A lot of patterns do repeat, but we need to sort out which are useful ones to replicate and which are not.  Remember we have not yet seen any sustainable post-city societies, and it might well be because that pattern (the city) is inherently unsustainable.   I repeat, that am using 'city' to mean what we now mean by city.

(have you seen The end of Suburbia?  chilling documentary..)

One story that does repeat is the mysterious findings of ruins of majestic ancient cities .. from which their inhabitants seem to have simply walked away.   At least it was a mystery until not that long ago, now it's generally accepted (I believe) that they simply exhausted their resource-base (ie. hit the limits of sustainability) so had to be abandoned.

We have other examples of peoples that simply walked away from agriculture, because they realised it wasn't a sustainable idea in itself.

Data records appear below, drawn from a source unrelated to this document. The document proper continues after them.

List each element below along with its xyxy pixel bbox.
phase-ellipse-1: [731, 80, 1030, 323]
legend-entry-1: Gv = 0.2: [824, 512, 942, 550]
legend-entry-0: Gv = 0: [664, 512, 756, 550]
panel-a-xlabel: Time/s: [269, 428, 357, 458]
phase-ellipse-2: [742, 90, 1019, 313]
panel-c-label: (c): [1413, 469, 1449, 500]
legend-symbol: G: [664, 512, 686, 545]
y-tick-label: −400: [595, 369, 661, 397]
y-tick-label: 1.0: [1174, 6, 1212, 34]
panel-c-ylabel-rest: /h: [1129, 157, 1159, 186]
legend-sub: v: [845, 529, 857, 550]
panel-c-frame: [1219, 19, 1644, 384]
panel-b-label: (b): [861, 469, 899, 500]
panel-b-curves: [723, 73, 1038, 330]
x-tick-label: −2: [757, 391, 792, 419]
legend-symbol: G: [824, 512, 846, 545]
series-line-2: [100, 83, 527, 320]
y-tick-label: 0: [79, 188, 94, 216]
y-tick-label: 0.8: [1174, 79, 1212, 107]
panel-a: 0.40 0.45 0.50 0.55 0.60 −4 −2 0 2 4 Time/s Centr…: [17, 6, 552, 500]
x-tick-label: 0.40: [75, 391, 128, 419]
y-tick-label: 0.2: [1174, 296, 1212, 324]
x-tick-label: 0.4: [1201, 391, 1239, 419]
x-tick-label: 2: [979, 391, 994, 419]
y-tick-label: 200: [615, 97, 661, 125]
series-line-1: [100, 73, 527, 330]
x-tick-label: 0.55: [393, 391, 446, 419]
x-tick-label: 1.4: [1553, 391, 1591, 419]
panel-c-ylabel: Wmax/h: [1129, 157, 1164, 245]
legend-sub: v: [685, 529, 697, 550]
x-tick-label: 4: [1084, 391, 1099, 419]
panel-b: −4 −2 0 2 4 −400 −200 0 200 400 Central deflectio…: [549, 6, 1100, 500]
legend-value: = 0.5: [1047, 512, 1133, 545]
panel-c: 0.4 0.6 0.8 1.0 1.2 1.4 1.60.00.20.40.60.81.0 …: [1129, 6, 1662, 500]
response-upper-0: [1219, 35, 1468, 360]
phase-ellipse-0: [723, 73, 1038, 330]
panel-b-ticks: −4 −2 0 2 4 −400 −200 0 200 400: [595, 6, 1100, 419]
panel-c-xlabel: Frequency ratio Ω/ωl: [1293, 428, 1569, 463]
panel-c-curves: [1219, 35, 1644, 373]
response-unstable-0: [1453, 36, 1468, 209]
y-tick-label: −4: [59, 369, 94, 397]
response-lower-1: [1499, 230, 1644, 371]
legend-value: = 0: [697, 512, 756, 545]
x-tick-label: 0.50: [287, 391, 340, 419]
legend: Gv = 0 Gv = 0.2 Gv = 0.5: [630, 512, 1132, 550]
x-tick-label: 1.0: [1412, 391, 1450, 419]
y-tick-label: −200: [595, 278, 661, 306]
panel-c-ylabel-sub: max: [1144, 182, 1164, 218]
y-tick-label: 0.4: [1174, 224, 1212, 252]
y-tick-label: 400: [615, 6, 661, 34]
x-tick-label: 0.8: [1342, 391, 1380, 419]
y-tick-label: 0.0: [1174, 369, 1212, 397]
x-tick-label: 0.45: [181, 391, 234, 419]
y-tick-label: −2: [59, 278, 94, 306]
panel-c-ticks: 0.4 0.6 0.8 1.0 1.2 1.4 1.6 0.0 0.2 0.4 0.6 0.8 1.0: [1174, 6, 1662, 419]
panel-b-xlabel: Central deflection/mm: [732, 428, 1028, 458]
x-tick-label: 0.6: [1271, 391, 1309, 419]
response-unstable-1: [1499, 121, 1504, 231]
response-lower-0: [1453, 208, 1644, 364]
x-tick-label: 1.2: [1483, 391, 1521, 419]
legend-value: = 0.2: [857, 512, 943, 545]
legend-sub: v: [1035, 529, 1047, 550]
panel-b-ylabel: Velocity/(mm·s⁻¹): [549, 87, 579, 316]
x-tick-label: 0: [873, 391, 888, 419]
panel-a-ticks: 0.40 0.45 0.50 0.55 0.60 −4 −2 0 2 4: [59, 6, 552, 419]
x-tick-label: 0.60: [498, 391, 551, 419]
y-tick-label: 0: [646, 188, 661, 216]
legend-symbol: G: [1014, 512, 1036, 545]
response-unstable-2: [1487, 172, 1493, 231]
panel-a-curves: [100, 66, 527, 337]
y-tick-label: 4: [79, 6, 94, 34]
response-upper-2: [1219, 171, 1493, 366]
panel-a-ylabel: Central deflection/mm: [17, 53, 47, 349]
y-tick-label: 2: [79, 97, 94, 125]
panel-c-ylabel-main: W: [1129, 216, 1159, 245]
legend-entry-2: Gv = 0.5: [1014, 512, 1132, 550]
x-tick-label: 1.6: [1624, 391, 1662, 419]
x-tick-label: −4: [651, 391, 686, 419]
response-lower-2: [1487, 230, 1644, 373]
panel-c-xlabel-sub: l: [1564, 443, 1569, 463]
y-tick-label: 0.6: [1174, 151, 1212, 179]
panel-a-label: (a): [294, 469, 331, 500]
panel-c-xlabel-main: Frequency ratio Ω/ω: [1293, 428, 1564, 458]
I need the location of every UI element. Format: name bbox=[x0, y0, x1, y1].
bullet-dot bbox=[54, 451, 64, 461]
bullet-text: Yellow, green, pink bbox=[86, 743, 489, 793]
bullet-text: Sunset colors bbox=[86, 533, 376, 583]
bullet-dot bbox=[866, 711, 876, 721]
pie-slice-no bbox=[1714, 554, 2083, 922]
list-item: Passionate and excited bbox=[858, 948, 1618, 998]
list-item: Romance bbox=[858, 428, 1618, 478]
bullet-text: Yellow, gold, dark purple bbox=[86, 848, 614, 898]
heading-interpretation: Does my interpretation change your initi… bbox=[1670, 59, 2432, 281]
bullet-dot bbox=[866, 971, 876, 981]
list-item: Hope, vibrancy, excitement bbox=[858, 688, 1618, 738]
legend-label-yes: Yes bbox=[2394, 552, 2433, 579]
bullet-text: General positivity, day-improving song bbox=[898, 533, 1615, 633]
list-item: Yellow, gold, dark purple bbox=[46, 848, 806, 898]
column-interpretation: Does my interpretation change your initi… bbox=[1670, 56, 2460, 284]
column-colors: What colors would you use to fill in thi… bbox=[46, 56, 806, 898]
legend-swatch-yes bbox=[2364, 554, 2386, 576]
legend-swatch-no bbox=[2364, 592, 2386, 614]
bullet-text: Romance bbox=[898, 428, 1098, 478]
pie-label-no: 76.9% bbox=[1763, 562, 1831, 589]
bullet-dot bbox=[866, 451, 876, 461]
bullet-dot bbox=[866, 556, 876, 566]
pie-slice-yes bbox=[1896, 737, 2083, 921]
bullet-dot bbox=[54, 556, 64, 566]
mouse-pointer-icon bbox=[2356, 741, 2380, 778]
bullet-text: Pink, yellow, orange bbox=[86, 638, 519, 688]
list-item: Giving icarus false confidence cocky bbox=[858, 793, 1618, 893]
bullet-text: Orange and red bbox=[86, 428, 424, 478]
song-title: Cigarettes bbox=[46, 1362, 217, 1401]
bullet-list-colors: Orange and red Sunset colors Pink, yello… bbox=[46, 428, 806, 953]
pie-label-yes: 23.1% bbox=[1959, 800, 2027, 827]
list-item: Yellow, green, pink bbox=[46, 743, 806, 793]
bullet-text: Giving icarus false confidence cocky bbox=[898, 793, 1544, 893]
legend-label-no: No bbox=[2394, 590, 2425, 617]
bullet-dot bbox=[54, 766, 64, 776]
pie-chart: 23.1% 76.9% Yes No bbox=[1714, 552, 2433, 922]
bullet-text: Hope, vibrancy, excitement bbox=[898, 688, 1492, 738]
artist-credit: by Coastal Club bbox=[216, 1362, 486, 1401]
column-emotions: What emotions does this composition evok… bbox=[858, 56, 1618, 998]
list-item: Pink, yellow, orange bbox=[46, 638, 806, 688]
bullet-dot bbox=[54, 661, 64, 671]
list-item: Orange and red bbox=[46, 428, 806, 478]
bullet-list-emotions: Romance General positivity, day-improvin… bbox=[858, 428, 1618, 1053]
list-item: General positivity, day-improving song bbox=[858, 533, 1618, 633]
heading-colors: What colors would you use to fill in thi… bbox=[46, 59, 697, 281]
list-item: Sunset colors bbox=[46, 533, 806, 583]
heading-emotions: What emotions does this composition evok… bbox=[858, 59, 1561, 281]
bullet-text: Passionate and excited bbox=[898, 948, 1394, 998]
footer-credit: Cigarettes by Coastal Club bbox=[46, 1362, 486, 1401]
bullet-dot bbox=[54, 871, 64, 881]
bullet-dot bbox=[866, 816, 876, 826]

The time and size-scales change a lot with the available technologies (big cities now are only possible because of massive transport infrastructures, petrol, etc.), but maybe we might just actually find out that cities (very high density settlements with not enough space in between housing to grow food, detox waste, etc.) are simply a mistake. 

There's another thread where we're discussing the Venus project ... have u heard of them?  I've linked it to my blog, but there's a link there to the facebook group from Beyond Awakening..

Very interesting the big tower-blocks image .. bit weird no?  (with all that forest ... why would any humans wanto live all piled up by the millions in a tiny space??)

How do you feel about the eco-village model?

Am very aware that we probably all have very deep emotional ties to these issues.   That's why I find Gibran's analysis fascinating .. he goes right to the core of that.. the city looked at from the internal quadrants.     

I certainly had a very strong emotional attachment to staying living in Inner London.  Lived there for 20yrs, loved it with a passion.  Never thought I would move out.   Now, after 10yrs living in the country (which I found quite difficult at first.. all that silence!! and other things ..), I don't understand how I could bare to live in a city.  Any city, but especially one that huge and crowded.   How any humans can. 

It's not just a matter of 'tastes', but - I think  - of connection with our bodies, with nature, with the rhythms of Life and the rest of Creation.